The woman puzzled me. She had every appearance of being in earnest. Yet the things which she proposed were absurd.
“This is folly,” I answered her. “I cannot count it anything else. Do you suppose that I want to creep through life at a woman’s apron-strings? I am old enough, and strong enough, I hope, to think and act for myself. My career is my own, to make or to mar. I do not wish for enmity from any one, but your friendship I cannot accept. Our ways lie apart—a long way apart.”

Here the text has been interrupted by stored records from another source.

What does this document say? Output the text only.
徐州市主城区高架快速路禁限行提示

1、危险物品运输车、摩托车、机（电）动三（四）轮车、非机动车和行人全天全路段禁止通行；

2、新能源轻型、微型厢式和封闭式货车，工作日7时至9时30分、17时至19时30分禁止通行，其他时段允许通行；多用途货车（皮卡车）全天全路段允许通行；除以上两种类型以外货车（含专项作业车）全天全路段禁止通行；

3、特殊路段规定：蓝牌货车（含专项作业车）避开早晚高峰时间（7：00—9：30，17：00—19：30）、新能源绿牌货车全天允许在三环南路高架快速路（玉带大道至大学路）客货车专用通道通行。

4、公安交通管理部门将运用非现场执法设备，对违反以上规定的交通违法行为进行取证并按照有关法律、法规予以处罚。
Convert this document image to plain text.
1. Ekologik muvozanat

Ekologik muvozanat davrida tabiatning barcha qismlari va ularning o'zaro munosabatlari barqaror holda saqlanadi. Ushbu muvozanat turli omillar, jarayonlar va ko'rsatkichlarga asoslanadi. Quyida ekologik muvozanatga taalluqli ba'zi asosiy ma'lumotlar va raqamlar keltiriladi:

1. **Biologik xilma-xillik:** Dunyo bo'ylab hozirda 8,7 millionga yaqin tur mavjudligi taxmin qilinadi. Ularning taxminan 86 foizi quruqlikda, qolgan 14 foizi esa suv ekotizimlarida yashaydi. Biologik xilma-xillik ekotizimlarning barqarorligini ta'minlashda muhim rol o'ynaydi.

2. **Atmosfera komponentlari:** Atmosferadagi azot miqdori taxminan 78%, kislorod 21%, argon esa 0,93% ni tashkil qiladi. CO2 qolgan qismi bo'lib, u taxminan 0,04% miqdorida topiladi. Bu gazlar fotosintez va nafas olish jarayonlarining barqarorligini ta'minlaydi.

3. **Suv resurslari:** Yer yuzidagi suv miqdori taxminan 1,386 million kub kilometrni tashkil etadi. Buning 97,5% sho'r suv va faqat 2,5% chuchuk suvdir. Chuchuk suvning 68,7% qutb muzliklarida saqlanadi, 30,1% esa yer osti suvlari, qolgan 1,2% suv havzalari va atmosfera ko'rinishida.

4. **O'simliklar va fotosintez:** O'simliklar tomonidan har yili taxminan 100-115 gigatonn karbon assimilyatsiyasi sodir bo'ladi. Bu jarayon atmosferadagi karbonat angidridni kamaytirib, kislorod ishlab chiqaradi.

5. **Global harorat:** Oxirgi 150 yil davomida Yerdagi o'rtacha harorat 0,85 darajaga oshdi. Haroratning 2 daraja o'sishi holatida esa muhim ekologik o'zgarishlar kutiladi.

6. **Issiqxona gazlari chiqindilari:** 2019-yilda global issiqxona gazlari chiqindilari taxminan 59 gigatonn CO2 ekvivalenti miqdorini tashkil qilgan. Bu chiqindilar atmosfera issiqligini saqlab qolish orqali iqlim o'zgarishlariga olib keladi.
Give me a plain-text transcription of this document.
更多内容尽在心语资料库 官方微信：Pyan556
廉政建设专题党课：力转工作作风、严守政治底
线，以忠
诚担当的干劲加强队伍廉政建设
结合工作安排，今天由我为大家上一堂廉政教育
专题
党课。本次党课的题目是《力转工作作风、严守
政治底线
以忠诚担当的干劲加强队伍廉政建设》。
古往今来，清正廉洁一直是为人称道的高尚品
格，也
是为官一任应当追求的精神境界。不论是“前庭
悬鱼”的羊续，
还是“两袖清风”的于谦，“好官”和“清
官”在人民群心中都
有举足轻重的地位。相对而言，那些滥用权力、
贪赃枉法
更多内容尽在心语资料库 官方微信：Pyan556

“Do not be too sure of that,” she said quietly. “I think that you and I may come together again very soon, and it is possible that you may need my help.”
“All that I need now,” I answered impatiently, “is your absence.”
She rose at once from her chair.
“Very well,” she said, “I will go. Only let me warn you that I am a persistent woman. I think that it will not be very long before you will see things differently. Will you shake hands with me, Guy?”
Her small white fingers came hesitatingly out from under her cloak. I did not stop to think to what my action might commit me, whether indeed it was seemly that I should accept any measure of friendship from this woman. I took her hand and held it for a moment in mine.
“You cannot go back alone,” I said, doubtfully, as I opened the door.
“I have a servant waiting close by,” she answered, “and I am not at all afraid. Think over what I have said to you—and good-bye.”
She drew her cloak around her and flitted away into the darkness.
CHAPTER XXVIII
A WOMAN’S TONGUE
Grooton returned a few minutes later from the village. He begged the favour of a few words with me. He was a man of impassive features and singular quietness of demeanour. Yet it was obvious that something had happened to disturb him.
“I think it only right, sir, that you should know of the reports which are circulating in the neighbourhood,” he said, fixing his dark grave eyes respectfully upon me. “I called for a few minutes at the inn, and made it my business to listen.”
“Do these reports concern me, Grooton?” I asked.